PARTICIPATION OF HEPATOCYTE GROWTH FACTOR (HGF) AND MET AUTOCRINE/PARACRINE LOOP IN LIVER METASTASIS OF GASTRIC CANCER
Y. Yonemura1,*, Y. Endo2, E. Bandou1, T. Kawamura1, K. Kinoshita1, S. Takahashi1, K. Sugiyama3, T. Sasaki
1Surgical Department of Gastric Cancer, Shizuoka Cancer Center, Suntou-Gun, Nagaizumi-Machi, Shimo-Nagakubo, 1007, Shizuoka-Ken 411-0934, Japan, 2Experimental Therapeutics, Cancer Research Institute, Kanazawa University, Takara-Machi 13-1, Kanazawa 920-8640 3Virology Division, National Cancer Center Research Institute, 5-1-1 Tsukiji, Chuoo-Ku, Tokyo 104, Japan
Abstract. A highly metastatic to the liver gastric cancer cell line AZ-H was established by repeated intrasplenic injection of AZ-521 cells. In a Matrigel coated chamber AZ-H showed higher adhesiveness than AZ-521, and the invasiveness of AZ-H through Matrigel was significantly higher than that of AZ-521. Furthermore, AZ-H had higher metastatic potential to chicken liver than AZ-521. RT-PCR comparison of AZ-521 and AZZ-H in terms of the expression of 41 metastasis related genes showed that the expression of c-met, VEGF-C and integrin avb5 mRNAs and protein in AZ-H was higher than those in the parental cells AZ-521. Hepatocyte growth factor (HGF) expression was not found in parental AZ-521, but AZ-H showed both HGF and MET overexpression. Maspin mRNA expression in AZ-H was weaker than in AZ-521 cells. The remaining 36 genes showed no difference in the expression levels between AZ-H and AZ-521 cells.

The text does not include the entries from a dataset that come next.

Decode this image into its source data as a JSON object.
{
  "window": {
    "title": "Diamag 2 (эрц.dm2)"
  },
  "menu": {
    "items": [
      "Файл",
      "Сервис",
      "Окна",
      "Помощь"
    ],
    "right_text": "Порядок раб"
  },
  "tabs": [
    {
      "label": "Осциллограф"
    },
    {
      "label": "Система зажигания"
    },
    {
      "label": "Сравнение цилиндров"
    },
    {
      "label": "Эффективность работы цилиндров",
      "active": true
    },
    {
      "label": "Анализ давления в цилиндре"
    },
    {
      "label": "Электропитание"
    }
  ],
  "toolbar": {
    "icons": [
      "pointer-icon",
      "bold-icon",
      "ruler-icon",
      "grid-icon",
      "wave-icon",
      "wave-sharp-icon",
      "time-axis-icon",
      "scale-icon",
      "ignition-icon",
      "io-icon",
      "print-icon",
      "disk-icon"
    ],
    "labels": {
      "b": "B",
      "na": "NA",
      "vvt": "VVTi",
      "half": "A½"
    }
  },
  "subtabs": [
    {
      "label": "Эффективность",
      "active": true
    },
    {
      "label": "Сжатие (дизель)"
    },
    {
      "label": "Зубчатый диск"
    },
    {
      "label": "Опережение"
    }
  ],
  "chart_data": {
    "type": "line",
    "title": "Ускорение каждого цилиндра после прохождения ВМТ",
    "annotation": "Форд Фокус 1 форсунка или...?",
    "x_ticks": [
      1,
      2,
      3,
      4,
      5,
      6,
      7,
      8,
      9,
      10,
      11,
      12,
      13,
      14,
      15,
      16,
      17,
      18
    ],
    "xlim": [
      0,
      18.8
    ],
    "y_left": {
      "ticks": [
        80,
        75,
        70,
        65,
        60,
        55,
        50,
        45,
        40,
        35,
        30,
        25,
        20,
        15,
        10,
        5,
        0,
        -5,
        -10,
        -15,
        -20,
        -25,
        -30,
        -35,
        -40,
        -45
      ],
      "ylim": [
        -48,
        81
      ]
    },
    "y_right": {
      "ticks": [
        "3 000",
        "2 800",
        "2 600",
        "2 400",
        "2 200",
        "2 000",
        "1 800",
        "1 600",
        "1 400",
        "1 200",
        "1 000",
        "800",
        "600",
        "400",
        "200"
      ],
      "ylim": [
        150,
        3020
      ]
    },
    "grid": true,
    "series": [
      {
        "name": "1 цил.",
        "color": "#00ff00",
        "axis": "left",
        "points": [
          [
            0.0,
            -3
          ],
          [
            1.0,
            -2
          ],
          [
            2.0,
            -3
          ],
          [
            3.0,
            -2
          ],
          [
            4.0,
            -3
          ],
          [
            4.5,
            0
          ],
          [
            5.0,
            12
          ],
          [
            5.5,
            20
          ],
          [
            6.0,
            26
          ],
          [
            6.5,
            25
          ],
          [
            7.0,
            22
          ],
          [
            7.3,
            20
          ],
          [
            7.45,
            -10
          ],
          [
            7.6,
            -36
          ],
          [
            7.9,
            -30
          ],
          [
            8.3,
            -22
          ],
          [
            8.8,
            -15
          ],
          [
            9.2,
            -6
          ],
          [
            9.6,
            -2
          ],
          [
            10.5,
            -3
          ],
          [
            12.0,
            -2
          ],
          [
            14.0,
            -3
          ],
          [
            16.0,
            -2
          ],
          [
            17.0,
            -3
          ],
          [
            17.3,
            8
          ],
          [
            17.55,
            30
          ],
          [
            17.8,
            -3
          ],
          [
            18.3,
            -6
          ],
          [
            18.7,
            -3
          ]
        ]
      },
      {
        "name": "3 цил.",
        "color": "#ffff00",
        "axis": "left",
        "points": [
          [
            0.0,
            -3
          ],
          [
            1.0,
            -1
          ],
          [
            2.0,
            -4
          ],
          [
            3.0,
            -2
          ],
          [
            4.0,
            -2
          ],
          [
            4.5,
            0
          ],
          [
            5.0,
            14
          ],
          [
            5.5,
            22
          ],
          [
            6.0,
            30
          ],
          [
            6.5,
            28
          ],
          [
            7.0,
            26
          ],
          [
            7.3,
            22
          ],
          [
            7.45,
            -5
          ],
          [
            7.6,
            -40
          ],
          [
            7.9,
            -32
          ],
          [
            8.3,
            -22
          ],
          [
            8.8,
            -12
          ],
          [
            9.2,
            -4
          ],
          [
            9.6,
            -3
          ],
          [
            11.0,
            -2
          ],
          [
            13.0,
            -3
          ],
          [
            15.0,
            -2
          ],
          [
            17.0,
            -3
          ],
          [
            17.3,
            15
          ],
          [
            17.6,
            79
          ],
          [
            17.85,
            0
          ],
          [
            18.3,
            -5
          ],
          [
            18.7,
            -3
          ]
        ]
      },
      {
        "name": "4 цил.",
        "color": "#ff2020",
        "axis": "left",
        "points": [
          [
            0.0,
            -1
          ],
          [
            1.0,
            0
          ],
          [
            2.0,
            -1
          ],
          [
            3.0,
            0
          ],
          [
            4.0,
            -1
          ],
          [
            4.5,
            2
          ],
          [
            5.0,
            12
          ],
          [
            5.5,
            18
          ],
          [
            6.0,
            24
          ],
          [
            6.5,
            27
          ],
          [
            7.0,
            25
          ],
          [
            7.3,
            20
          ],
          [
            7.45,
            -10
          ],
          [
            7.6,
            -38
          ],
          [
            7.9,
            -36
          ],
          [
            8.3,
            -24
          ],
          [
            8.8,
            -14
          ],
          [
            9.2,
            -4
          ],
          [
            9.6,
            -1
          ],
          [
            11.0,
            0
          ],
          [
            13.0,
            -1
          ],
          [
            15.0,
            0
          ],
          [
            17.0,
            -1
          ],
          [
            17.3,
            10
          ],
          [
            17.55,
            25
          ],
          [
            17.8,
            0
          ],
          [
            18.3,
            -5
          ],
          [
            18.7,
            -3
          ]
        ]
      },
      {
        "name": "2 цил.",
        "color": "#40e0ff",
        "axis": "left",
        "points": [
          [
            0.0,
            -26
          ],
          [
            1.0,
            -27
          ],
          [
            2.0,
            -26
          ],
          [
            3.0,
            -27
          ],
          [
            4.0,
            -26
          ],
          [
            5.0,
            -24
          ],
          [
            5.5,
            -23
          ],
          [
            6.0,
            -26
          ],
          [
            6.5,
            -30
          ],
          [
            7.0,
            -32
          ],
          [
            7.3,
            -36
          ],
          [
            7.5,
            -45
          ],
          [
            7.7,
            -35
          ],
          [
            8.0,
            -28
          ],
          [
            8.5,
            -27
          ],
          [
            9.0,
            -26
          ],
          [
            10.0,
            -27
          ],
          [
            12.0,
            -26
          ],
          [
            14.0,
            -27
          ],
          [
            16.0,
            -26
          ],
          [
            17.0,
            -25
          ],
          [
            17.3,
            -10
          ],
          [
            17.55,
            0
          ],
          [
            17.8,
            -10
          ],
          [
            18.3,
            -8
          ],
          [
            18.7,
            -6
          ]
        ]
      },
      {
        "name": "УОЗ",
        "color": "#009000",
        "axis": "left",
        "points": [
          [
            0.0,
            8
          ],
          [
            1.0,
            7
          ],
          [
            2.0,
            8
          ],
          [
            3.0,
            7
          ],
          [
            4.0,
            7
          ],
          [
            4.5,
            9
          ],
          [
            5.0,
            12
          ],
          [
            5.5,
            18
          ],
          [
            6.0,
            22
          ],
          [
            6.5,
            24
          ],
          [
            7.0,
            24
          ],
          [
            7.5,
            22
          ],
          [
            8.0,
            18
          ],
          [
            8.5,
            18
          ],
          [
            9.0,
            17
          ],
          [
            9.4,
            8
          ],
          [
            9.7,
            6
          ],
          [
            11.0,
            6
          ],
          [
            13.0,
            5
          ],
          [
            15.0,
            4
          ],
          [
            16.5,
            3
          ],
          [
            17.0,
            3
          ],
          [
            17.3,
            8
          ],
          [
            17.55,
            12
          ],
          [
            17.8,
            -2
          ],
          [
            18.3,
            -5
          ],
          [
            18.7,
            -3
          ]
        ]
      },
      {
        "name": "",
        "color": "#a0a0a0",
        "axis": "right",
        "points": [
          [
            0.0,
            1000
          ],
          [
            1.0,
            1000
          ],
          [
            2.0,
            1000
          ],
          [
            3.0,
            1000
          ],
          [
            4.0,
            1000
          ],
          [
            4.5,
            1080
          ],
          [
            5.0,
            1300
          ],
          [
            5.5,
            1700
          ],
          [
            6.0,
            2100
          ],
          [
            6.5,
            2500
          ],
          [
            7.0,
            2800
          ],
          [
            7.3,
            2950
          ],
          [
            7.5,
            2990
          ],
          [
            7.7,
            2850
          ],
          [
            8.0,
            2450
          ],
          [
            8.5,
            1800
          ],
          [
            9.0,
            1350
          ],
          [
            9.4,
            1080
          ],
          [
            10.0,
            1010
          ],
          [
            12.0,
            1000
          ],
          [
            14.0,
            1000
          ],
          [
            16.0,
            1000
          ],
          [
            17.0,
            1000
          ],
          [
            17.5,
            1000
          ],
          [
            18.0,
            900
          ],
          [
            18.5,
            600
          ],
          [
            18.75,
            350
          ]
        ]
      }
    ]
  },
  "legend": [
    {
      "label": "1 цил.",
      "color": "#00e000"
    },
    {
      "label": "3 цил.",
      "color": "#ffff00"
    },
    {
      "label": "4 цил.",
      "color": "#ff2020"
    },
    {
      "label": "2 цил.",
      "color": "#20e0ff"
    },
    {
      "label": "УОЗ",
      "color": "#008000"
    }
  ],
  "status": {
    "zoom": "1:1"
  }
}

The incidence of liver metastasis in mice which had received intrasplenic infusion of anti-MET rabbit antibody treated AZ-H cells was significantly lower than that in mice, injected with normal rabbit IgG-treated AZ-H cells. Among 188 primary tumors 127 (68%) showed positive immunoreactivity for MET. Primary tumors of patients, who died of liver metastasis, exclusively showed MET immunoreaction. We conclude that liver metastasis of the AZ-H cells may be resulted from the simultaneous and concerted expression of VEGF-C, avb5 integrin, HGF and MET, and that invasion and proliferation of AZ-H cells in liver may be activated via the HGF/MET autocrine and paracrine loop.